At the conclusion of a year that has seen equal pay and parental leave emerge as major topics of national conversation in the United States, University of St. Thomas School of Law Professor Elizabeth Schiltz was invited to Rome to present her work on mothers in the workplace for the Pontifical Council for the Laity’s International Study Seminar, “Women and Work.”
Schiltz presented “Motherhood: a burden or added value for a business?” to 100 experts in attendance at the Dec. 5 seminar—individuals who came from all around the world to hear 13 distinguished speakers from nine countries tackle issues such as gender stereotypes and reality, penalization of motherhood, and pay inequity, among others.
Her paper makes a compelling business case for mothers in the workplace, noting that: (1) businesses want women workers, and most women workers want to be mothers; (2) businesses benefit long term from the caregiving work of mothers, and should thus shoulder some of its cost; (3) accommodating motherhood is not, in fact, as much of a burden on businesses as is commonly thought; and (4) mothers offer some unique and valuable skills to the workplace.
The recent seminar marked the third conference Schiltz has been invited to speak at on this topic, which has become an area of focus for the Murphy Institute for Catholic Thought, Law and Public Policy. Schiltz is co-director of the Murphy Institute and Thomas J. Abood research scholar for the School of Law.

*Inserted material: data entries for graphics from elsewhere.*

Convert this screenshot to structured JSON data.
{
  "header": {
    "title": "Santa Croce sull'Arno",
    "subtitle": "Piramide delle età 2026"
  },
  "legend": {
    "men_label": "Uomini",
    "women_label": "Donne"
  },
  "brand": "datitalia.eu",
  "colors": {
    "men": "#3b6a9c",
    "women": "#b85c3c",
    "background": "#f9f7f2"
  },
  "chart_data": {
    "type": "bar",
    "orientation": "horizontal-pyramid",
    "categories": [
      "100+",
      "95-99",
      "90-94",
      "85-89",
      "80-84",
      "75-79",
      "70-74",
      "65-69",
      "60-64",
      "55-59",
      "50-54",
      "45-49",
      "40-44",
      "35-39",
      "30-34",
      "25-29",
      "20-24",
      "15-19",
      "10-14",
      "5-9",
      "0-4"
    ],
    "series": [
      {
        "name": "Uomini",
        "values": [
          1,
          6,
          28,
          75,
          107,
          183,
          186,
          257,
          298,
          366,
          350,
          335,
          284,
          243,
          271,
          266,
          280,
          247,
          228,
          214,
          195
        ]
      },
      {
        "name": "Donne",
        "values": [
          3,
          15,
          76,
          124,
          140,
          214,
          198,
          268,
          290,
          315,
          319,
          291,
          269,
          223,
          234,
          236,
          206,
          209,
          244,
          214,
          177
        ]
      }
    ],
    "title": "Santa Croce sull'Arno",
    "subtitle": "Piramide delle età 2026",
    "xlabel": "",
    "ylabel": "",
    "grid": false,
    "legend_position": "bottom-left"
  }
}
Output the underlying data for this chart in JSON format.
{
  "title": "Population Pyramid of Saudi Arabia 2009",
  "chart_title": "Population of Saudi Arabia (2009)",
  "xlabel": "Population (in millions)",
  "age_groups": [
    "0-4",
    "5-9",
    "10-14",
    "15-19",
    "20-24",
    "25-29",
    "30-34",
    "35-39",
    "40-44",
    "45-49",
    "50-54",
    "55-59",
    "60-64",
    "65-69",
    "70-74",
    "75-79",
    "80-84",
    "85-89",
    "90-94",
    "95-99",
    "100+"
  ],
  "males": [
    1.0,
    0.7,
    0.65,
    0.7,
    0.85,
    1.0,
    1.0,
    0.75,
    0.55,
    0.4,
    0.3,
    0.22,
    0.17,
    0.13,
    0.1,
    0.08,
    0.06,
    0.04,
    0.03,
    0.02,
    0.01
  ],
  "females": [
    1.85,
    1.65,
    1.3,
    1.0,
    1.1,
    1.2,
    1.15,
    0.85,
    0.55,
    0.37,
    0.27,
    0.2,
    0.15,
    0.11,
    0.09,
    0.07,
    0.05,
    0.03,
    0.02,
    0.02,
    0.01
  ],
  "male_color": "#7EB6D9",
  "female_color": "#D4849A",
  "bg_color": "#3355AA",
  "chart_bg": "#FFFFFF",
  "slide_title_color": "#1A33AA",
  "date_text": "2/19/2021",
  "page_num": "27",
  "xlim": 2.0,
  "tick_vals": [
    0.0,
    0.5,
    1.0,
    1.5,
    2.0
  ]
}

The Pontifical Council for the Laity assists the Pope in all matters concerning “the contribution the lay faithful make to the life and mission of the Church,” according to its website. The goal of the “Women and Work” seminar was to discuss “causes and consequences of today’s dichotomy between family demands and the organization of work…and consider paths to leave behind the ‘either or’ dilemma in which too many women find themselves today, and to propose innovative solutions towards a ‘one and the other’ answer that combines the demands of work and the demands of family life.”